« On pourrait nommer nature cette réalité pré-individuelle que l’individu porte avec lui, en cherchant à retrouver dans le mot de nature la signification que les philosophes présocratiques y mettaient ; les philosophes ioniens y trouvaient l’origine de toutes les espèces de l’être, antérieure à l’individuation : la nature est réalité du possible, sous les espèces de cet apeiron dont Anaximandre fait sortir toute forme individuée : la nature n’est pas le contraire de l’homme, mais la première phase de l’être, la seconde étant l’opposition de l’individu et du milieu, complément de l’individu par rapport au tout ».
G. Simondon, L'individuation à la lumière des notions de forme et d'information, 2005, p. 305
Gilbert Simondon, philosophe contemporain né le 2 octobre 1924 à Saint-Etienne, est connu pour avoir bousculé la philosophie de l’individuation, qui désigne le processus d’organisation d’un être qui le distingue des autres individus.
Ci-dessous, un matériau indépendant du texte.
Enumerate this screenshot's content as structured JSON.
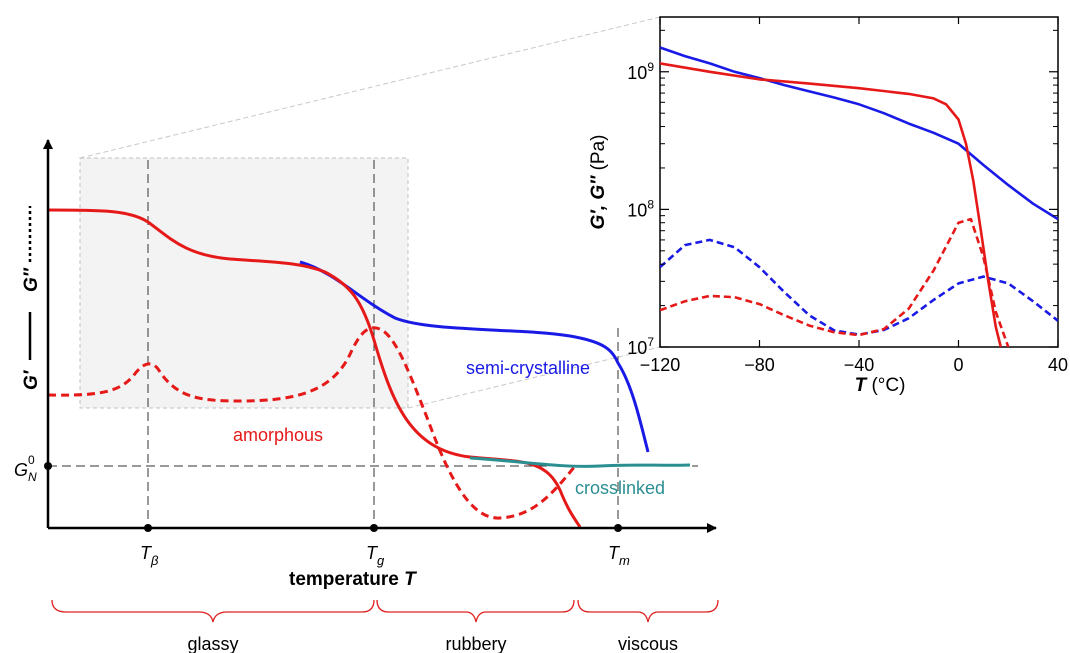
{
  "schematic": {
    "ylabel": {
      "gprime": "G′",
      "gdouble": "G″"
    },
    "xlabel": {
      "main": "temperature ",
      "var": "T"
    },
    "ticks": [
      {
        "base": "T",
        "sub": "β"
      },
      {
        "base": "T",
        "sub": "g"
      },
      {
        "base": "T",
        "sub": "m"
      }
    ],
    "plateau_label": {
      "base": "G",
      "sub": "N",
      "sup": "0"
    },
    "curve_labels": {
      "semi": "semi-crystalline",
      "amorphous": "amorphous",
      "crosslinked": "crosslinked"
    },
    "regions": [
      "glassy",
      "rubbery",
      "viscous"
    ],
    "colors": {
      "semi": "#1a1ae6",
      "amorphous": "#e61919",
      "crosslinked": "#2b8f92",
      "braces": "#e02020"
    }
  },
  "chart_data": [
    {
      "type": "line",
      "title": "",
      "xlabel": "temperature T",
      "ylabel": "G′ —— G″ ------",
      "x_ticks": [
        "Tβ",
        "Tg",
        "Tm"
      ],
      "annotations": [
        "G_N^0",
        "semi-crystalline",
        "amorphous",
        "crosslinked",
        "glassy",
        "rubbery",
        "viscous"
      ],
      "series": [
        {
          "name": "amorphous",
          "style": "solid"
        },
        {
          "name": "amorphous",
          "style": "dashed"
        },
        {
          "name": "semi-crystalline",
          "style": "solid"
        },
        {
          "name": "crosslinked",
          "style": "solid"
        }
      ]
    },
    {
      "type": "line",
      "title": "",
      "xlabel": "T (°C)",
      "ylabel": "G′, G″ (Pa)",
      "xlim": [
        -120,
        40
      ],
      "ylim": [
        10000000,
        2500000000
      ],
      "yscale": "log",
      "x_ticks": [
        -120,
        -80,
        -40,
        0,
        40
      ],
      "y_ticks": [
        "10^7",
        "10^8",
        "10^9"
      ],
      "series": [
        {
          "color": "blue",
          "style": "solid",
          "x": [
            -120,
            -110,
            -100,
            -90,
            -80,
            -70,
            -60,
            -50,
            -40,
            -30,
            -20,
            -10,
            0,
            10,
            20,
            30,
            40
          ],
          "y": [
            1500000000,
            1300000000,
            1150000000,
            1000000000,
            900000000,
            800000000,
            720000000,
            650000000,
            580000000,
            500000000,
            420000000,
            360000000,
            300000000,
            210000000,
            150000000,
            110000000,
            85000000
          ]
        },
        {
          "color": "red",
          "style": "solid",
          "x": [
            -120,
            -100,
            -80,
            -60,
            -40,
            -20,
            -10,
            -5,
            0,
            3,
            6,
            9,
            12,
            15,
            17
          ],
          "y": [
            1150000000,
            1000000000,
            880000000,
            820000000,
            760000000,
            690000000,
            640000000,
            580000000,
            450000000,
            300000000,
            160000000,
            70000000,
            30000000,
            14000000,
            10000000
          ]
        },
        {
          "color": "blue",
          "style": "dashed",
          "x": [
            -120,
            -110,
            -100,
            -90,
            -80,
            -70,
            -60,
            -50,
            -40,
            -30,
            -20,
            -10,
            0,
            10,
            20,
            30,
            40
          ],
          "y": [
            38000000,
            55000000,
            60000000,
            53000000,
            38000000,
            25000000,
            17000000,
            13200000,
            12300000,
            13300000,
            16200000,
            22000000,
            29000000,
            32500000,
            29000000,
            21500000,
            15500000
          ]
        },
        {
          "color": "red",
          "style": "dashed",
          "x": [
            -120,
            -110,
            -100,
            -90,
            -80,
            -70,
            -60,
            -50,
            -40,
            -30,
            -20,
            -10,
            0,
            5,
            10,
            15,
            20
          ],
          "y": [
            18500000,
            21500000,
            23500000,
            23000000,
            20500000,
            17000000,
            14300000,
            12800000,
            12200000,
            13500000,
            19000000,
            36000000,
            80000000,
            85000000,
            45000000,
            18000000,
            10000000
          ]
        }
      ]
    }
  ]
}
Simondon développe une philosophie de l’individuation ontogénétique – fondée sur l’être en mouvement– s’opposant à l’individuation dite ontologique, qui fonde l’être comme une substance statique et constituée d’avance.
Cette philosophie de l’ontogénétique s’appuie sur un concept fondamental de la pensée simondonienne : la « nature préindividuelle ». Cette dernière s’inspire de la nature (phusis) des philosophes de l’Antiquité grecque, et plus particulièrement de l’ « apeiron », concept présocratique désignant une cause ou un principe indéterminé qui expliquerait l’individuation d’un être, soit sa transformation.
Cependant, ces philosophes ont construit cette entité à partir d’un état stable, peu propice à l’individuation, compte tenu d’une faible ressource énergétique risquant de s’épuiser et de stopper le développement du sujet. Simondon apporte alors à cet apeiron une « charge de réalité préindividuelle », à savoir une charge énergétique présente dans les sciences modernes : la « métastabilité ».
Cette métastabilité est une énergie potentielle riche mais surtout permanente chez l’individu vivant, permettant ainsi son individuation perpétuelle. Bien qu’on qualifie cette énergie de « potentielle », on parle bien d’une « réalité préindividuelle », et donc d’un potentiel réel, qui même si on ne le perçoit pas dans le monde physique, est un concept nécessaire pour penser l’individuation de l’être en devenir.
Enfin, la nature préindividuelle, accompagnée d’une énergie réelle et permanente qui se confronte à celle présente aussi chez les autres sujets, va parachever l’individu vivant en le faisant devenir plus que sujet individuel : il devient sujet social, soit un « être de relation ».